For many, beginning to go gray tends to present two presumed options: either you start dyeing your hair to cover it up, or you let nature fully do its thing and let the gray take over. In reality, there is a third choice that’s as chic as it is overlooked — herringbone highlights. The up-and-coming hair trend embraces the process of going gray by blending the gray hairs into the natural color. As a result, the woven effect is reminiscent of a herringbone pattern, a zig-zag design often found in floor or wall tiles.
Celebrity hairstylist and International Colour Creative Director for evo hair Tom Smith tells TZR that the trend is “an update on classic foil highlights that is adjusted to celebrate natural grey hairs by including them in part of the design rather than striving to cover them up.”

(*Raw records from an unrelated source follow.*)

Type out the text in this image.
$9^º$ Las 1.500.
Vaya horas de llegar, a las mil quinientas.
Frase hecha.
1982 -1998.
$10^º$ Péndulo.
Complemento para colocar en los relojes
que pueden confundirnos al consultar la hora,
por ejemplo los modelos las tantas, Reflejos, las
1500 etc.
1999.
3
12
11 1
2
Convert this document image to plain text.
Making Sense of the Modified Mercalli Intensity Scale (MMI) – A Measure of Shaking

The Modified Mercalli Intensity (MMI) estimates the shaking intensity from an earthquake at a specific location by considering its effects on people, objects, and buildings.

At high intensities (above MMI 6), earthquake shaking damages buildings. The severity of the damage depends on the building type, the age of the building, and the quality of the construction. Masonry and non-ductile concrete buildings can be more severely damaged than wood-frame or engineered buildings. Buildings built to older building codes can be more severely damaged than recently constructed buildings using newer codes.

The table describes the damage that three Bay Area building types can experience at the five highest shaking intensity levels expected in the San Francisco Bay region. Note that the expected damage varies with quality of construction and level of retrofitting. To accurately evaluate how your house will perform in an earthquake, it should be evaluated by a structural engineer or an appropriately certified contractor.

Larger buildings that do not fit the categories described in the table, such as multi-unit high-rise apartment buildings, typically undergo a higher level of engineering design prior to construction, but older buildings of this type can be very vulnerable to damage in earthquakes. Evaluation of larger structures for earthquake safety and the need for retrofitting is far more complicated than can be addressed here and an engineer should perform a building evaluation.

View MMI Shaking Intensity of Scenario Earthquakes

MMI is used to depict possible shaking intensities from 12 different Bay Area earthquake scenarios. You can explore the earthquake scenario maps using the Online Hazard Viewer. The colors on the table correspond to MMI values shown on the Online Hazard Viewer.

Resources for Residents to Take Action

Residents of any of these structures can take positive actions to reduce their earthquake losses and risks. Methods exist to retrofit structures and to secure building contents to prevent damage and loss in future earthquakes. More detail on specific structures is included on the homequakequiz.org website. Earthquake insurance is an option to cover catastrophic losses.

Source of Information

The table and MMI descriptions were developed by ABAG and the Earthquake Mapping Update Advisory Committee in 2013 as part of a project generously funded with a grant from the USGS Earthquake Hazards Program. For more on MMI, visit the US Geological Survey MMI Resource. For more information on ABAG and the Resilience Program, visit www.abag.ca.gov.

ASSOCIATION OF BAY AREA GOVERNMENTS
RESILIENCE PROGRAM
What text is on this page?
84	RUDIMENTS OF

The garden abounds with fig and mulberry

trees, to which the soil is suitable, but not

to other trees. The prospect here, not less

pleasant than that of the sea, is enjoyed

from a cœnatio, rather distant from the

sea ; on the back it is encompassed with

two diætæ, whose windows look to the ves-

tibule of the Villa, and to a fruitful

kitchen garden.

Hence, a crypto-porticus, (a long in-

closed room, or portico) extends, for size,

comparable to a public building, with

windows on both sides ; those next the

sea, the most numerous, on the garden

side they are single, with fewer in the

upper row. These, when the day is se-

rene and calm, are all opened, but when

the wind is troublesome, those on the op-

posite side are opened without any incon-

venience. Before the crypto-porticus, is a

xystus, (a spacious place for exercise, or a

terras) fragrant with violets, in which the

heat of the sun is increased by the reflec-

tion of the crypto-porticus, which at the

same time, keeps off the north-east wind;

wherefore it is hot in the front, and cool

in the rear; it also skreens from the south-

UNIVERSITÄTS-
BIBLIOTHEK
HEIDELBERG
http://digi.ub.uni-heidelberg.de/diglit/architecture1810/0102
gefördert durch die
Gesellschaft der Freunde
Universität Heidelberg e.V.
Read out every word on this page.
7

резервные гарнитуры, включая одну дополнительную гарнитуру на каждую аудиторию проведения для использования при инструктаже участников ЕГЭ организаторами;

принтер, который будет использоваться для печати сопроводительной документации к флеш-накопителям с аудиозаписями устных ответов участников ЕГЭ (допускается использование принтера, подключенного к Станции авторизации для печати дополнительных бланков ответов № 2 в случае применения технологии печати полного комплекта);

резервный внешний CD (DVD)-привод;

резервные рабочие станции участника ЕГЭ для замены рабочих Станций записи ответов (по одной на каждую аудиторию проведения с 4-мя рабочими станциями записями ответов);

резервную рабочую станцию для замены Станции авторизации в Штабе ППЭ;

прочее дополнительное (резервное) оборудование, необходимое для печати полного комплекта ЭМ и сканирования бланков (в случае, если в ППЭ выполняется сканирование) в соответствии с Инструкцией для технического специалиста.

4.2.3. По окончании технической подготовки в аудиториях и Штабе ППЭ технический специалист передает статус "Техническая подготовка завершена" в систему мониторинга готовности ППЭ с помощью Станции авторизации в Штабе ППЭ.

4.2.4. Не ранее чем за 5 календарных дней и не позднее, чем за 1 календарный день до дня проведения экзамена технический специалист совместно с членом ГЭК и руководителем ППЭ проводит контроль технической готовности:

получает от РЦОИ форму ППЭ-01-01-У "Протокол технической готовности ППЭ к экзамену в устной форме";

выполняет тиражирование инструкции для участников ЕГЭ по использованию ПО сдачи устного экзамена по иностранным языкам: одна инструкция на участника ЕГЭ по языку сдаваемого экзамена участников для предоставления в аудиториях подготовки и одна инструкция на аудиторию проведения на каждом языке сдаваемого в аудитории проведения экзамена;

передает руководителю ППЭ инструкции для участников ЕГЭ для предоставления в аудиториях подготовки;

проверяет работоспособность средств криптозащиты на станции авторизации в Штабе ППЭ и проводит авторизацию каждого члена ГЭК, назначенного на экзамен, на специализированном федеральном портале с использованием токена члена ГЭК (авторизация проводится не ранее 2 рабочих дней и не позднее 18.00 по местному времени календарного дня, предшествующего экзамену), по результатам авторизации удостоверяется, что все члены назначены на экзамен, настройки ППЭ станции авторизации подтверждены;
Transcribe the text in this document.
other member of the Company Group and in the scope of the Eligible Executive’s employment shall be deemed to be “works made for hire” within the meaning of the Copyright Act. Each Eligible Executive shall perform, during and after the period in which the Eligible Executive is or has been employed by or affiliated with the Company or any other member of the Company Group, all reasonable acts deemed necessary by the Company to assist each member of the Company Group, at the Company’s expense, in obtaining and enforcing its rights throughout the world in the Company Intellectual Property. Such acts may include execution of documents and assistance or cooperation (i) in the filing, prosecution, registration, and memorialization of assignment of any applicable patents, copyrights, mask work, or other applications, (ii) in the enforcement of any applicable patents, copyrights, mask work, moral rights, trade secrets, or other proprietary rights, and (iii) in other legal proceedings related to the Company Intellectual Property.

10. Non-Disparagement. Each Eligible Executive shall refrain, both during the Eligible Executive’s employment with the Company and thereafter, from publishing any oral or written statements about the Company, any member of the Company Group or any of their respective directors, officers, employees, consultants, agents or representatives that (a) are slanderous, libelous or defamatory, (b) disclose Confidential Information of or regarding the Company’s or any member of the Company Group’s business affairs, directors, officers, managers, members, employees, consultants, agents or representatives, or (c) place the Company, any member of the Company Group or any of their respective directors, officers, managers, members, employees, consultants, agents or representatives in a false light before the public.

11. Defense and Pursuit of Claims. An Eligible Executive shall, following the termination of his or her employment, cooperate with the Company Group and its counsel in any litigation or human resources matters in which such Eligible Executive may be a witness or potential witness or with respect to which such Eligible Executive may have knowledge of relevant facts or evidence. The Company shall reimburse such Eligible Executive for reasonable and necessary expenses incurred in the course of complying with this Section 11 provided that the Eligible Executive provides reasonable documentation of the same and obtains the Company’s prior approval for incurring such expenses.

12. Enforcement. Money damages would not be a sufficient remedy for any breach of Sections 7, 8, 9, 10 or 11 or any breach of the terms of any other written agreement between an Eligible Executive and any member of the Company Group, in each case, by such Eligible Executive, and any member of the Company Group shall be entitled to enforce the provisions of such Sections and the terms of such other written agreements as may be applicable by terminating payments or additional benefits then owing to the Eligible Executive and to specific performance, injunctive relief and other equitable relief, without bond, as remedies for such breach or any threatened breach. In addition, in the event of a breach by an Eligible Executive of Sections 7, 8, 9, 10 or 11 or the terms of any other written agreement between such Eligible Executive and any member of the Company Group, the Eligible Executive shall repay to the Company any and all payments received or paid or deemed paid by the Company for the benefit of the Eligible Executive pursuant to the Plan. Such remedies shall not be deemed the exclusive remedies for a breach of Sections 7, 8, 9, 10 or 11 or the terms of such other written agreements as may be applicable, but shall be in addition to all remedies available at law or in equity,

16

“As people are trying to find new ways to blend their gray, this type of placement will allow for a more seamless and blended growth due to the diagonal placement of the foils,” adds Lola Valentine, hairstylist and Digital Education Manager for Schwarzkopf Professional USA.
“An experienced colorist will add one or two highlight colors into the clients existing two colors (their natural base plus their grey/colorless strands),” Smith explains. “This can be a mix of warm or cool tones depending on the natural base color and the shades are scattered around; inspired by the irregular placement of the natural grays rather than a mechanical alternating placement.”
Gray hair has grown in popularity over the last few years, particularly when it comes to blending techniques like herringbone highlights. Celebrities like Sarah Jessica Parker, Gwyneth Paltrow, and Jennifer Aniston have been loving the trend, an undeniably graceful and chic way to welcome gray hairs with ease.
Smith uses the below (which features celebrities beside three different types of herringbone flooring) to determine which tone works best for them. “I use images of parquet wooden flooring to help show a suitable palette and help the client visualize,” he says. “Are they more of a warm oak tone, or a cooler beech tone, etc.?” He also created a TikTok that breaks down this approach to herringbone highlights.
If your colorist is not familiar with the term “herringbone highlights”, Smith says you can simply ask them to incorporate your gray hair into fine, blended highlights that allow grays to look intentional and celebrate their brightness.
The only challenge of this trend that Smith notes? Not letting any negative associations with gray hair stand in your way. “For decades, society has told us it is unacceptable to be seen with gray hairs and it is synonymous with getting older or putting less effort into one's appearance. This is no longer the case but the feelings can be very ingrained.”
It’s obviously easier said than done, but Smith says that working with an experienced colorist can help you incorporate your grays in a way that makes you feel your best.